遺伝学教室の基盤技術
Short-read NGS
ショートリード型次世代シークエンサーを用いた単一遺伝子疾患の遺伝子解析
ショートリード型次世代シークエンスは数百塩基に断片化されたDNAの塩基配列を一度に大量に読む解析手法です。本法は2005年に登場し、単一遺伝子疾患の原因解明に多大な貢献をしていますが、現在では遺伝学研究だけではなく、臨床診断や治療方針の決定を目的とした利用もされており、臨床検査としての利用が始まってきています。当研究室においては2009年にショートリード型次世代シークエンサーの利用を開始し、遺伝子のコード領域をターゲットとした全エクソーム解析を行ってきました。現在ではてんかん、知的障害、多発奇形症候群、神経疾患、その他様々な疾患の全エクソーム解析を行っています。全エクソームシークエンスのデータは1塩基置換や小さいサイズの挿入欠失の検出だけではなく、遺伝子コピー数解析(図1)、連鎖解析なども行うことが可能で、これらの解析から新規の疾患原因遺伝子を多数同定しています。全エクソーム解析によって原因が判明するのは解析症例のうち30-40%と言われていますが、当教室においても同様であり、60-70%の原因不明である症例においては別の解析による原因検索が必要となります。
*バリアント:以前は変異と言われていましたが、現在では病的バリアントまたはバリアントといいます。
体細胞バリアント解析
単一遺伝子疾患の遺伝子解析は主に生殖細胞系列のバリアントを対象としています。これらは両親から遺伝したか、受精前の配偶子形成時、あるいは受精卵形成時に起こったバリアント(de novo)であり、患者さんの全身のどの細胞にも存在します(図2)。そのため、精製度が高く、DNAが多く得られて侵襲性の少ない末梢血を用いて解析を行います。しかし、受精後に起こったバリアントである体細胞バリアントによって起こる単一遺伝子疾患も知られています。体細胞バリアントは病変部組織特異的に認めることが多いため、病変部組織からDNAを抽出し、血液由来DNAとの比較によって体細胞バリアントを検出し(図2)、遺伝学的な原因の同定を行います。

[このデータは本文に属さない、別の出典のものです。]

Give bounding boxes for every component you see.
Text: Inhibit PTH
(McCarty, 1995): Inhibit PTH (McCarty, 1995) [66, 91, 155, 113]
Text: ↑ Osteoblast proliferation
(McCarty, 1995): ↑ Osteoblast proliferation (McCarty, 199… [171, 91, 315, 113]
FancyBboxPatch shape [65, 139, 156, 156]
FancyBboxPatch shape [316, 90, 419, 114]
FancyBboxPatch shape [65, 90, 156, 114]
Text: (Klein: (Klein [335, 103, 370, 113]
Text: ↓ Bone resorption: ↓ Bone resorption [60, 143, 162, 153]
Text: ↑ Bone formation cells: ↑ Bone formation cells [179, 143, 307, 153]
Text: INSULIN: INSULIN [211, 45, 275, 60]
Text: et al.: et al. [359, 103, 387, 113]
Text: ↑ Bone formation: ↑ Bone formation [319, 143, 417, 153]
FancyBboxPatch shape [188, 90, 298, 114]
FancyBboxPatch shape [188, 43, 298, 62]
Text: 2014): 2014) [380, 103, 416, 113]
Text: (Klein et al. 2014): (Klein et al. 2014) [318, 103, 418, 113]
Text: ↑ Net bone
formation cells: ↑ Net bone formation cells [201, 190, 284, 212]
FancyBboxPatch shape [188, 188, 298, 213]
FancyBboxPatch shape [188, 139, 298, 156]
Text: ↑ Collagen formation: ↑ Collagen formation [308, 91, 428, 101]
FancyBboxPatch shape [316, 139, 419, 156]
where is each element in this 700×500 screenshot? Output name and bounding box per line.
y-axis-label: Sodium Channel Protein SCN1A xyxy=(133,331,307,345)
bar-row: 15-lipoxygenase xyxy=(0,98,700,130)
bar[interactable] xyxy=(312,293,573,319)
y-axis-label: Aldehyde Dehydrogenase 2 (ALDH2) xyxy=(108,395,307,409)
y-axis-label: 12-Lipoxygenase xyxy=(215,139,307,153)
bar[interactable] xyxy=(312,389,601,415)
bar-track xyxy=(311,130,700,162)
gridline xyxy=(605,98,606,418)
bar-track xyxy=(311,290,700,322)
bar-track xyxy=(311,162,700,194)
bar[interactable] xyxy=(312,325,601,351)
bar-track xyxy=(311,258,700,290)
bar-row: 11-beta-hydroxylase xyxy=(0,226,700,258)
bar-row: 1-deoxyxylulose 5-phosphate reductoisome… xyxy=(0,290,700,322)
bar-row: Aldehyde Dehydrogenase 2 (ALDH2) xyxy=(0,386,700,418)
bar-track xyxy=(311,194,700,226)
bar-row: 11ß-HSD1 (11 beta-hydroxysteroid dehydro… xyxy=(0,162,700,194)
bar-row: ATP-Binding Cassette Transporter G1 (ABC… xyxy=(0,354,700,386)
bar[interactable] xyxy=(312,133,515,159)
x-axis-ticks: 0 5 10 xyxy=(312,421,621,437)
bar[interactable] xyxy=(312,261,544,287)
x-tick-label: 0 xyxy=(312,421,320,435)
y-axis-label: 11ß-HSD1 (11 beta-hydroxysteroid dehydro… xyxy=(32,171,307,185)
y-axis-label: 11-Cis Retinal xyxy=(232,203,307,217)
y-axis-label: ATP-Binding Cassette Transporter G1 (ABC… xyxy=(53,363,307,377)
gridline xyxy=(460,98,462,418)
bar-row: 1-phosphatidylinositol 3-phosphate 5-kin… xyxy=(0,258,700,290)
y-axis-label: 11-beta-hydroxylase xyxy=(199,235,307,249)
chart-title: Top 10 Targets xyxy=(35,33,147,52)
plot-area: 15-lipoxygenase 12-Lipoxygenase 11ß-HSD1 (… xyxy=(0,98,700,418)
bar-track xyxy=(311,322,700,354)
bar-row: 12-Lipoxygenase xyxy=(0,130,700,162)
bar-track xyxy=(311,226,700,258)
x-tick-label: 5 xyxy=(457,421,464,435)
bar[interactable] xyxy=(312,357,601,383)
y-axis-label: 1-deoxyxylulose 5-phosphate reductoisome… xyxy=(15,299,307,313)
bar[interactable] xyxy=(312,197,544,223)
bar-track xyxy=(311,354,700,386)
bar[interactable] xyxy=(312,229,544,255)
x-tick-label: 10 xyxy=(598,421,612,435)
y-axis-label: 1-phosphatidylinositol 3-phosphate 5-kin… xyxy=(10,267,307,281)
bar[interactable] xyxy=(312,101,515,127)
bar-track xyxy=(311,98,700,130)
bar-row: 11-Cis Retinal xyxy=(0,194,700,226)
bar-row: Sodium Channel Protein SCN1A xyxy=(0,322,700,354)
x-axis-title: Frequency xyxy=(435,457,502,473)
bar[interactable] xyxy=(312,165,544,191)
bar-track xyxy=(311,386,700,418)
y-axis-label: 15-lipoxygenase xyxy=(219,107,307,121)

Genetic analysis for monogenic diseases using short read next generation sequencer
Short-read next-generation sequencing is an analysis method that is massively parallel sequencing for several hundred base DNA fragments. This method has been commercially available since 2005 and has contributed significantly to human genetics research. Now, it is beginning to be used as a clinical test in Japan, and is being used not only for genetic research, but also for clinical diagnosis and treatment decisions. In our laboratory, we started to use short-read next-generation sequencers in 2009 and have performed whole-exome sequencing (WES) for epilepsy, intellectual disability, multiple congenital anomalies, neurological disorders, and various other diseases. WES data can be used not only to detect single nucleotide substitutions and small insertions and deletions, but also to perform gene copy number analysis (Figure 1) and linkage analysis. From these analyses, we have identified many new disease-causing genes. In our laboratory, the genetic cause of the disease is found by WES in 30-40% of cases, which is similar to other laboratories. In the remaining 60-70% of cases where the cause of the disease is unknown, the other analysis method is required to find the genetic cause.
Somatic variant analysis
The genetic analysis for the monogenic disease usually focuses on germline variants. Germline variants are inherited from either parent or occur at the time of gametogenesis before fertilization or of firtilization (de novo variants). Their variants exist in every cell of the patient’s body (Figure 2). Thus we usually use the DNA derived from peripheral blood, which is high quality and high yield. However, the monogenic disease caused by variants that occur after fertilization, called somatic variants, are also known. Somatic variants often have tissue-specific variants, so DNA is extracted from the lesion tissue and compared with blood-derived DNA to detect tissue-specific variants and identify the causative pathogenic variant (Figure 2).